I need to solve this integral:
$$-\frac{1}{C \cdot R_1} \int_{0}^{t} {v_{in}(\tau)\cdot e^{-(t-\tau)/(C \cdot R_1)}\cdot d\tau}$$
It came from an electronic circuit, so $v_{in}(\tau)$ comes from $v_{in}(t)$, which is the input voltage. The input voltage doesn't have a form at all, so I left it as a function not defined, but I would like to know how to solve that equation with such a handicap, if it is possible.

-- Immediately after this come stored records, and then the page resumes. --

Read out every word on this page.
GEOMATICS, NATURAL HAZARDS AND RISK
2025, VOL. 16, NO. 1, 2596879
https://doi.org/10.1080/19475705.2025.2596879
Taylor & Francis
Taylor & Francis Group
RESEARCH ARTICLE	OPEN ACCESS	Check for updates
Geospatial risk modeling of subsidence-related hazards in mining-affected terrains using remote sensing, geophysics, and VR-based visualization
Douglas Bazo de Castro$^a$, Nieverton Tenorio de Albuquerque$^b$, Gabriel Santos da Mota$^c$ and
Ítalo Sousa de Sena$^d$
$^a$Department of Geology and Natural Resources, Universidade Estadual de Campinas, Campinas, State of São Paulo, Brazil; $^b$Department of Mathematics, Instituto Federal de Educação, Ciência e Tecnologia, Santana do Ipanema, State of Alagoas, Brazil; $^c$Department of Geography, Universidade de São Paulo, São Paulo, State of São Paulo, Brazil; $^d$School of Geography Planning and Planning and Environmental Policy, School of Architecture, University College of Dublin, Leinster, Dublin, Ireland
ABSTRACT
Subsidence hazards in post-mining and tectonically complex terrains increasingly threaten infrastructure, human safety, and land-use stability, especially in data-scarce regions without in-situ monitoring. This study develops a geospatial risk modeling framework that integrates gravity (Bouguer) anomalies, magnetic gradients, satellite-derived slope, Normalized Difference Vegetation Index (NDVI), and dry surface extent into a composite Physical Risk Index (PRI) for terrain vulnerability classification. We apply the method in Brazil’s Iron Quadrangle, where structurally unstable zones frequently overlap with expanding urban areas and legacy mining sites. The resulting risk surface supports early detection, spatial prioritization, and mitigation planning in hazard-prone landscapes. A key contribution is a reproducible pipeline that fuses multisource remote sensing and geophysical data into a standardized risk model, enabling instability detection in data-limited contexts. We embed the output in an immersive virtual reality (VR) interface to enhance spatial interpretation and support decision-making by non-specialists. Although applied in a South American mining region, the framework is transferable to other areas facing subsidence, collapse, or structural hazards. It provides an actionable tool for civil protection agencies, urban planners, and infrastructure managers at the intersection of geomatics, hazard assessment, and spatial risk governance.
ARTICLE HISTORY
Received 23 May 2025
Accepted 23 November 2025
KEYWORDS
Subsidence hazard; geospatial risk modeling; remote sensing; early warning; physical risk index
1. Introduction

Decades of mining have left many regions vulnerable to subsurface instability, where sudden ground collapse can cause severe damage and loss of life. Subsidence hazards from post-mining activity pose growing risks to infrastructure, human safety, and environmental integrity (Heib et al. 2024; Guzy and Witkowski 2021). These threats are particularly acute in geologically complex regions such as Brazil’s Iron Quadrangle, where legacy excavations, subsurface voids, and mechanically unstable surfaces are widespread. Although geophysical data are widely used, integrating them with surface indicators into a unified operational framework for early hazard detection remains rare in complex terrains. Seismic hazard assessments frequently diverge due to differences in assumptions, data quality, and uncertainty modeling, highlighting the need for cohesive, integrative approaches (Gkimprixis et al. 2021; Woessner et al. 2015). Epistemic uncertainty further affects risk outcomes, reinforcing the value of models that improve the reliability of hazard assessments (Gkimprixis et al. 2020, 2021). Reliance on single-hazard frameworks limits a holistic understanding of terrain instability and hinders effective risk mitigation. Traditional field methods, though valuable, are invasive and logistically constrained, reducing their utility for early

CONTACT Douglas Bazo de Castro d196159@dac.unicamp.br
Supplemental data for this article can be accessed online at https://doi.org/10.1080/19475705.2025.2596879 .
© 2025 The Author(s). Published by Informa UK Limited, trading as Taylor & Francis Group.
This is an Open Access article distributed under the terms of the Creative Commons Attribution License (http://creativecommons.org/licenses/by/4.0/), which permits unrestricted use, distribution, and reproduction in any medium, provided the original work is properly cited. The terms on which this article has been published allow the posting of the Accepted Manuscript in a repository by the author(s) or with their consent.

I tried to do integration by parts, but I got an integral inside another integral:
$$ \left[ e^{-(t-\tau)/(C\cdot R_1)} \right]\_0^t \cdot \int_0^t{v_{in}(\tau)d\tau} -\frac{1}{C\cdot R_1}\cdot e^{-t/(C\cdot R_1)} \int_0^t{\left( e^{\tau/(C\cdot R_1)}\left(\int_0^t{v_{in}(\tau)d\tau} \right)\right) d\tau} $$
I could continue considering the antiderivative of $v_{in}(\tau)$ as a constant, getting $V_{in}(t)$ and $V_{in}(0)$, but I am not pretty sure if this is right. I got the previous result doing integration by parts considering $dv=v_{in}(\tau)d\tau$. I also tried considering $u=v_{in}(\tau)$, but that yielded a result in which I had to do integration by parts again, and I didn't know if I had to consider $d(v_{in})$ as $u$ or as $dv$.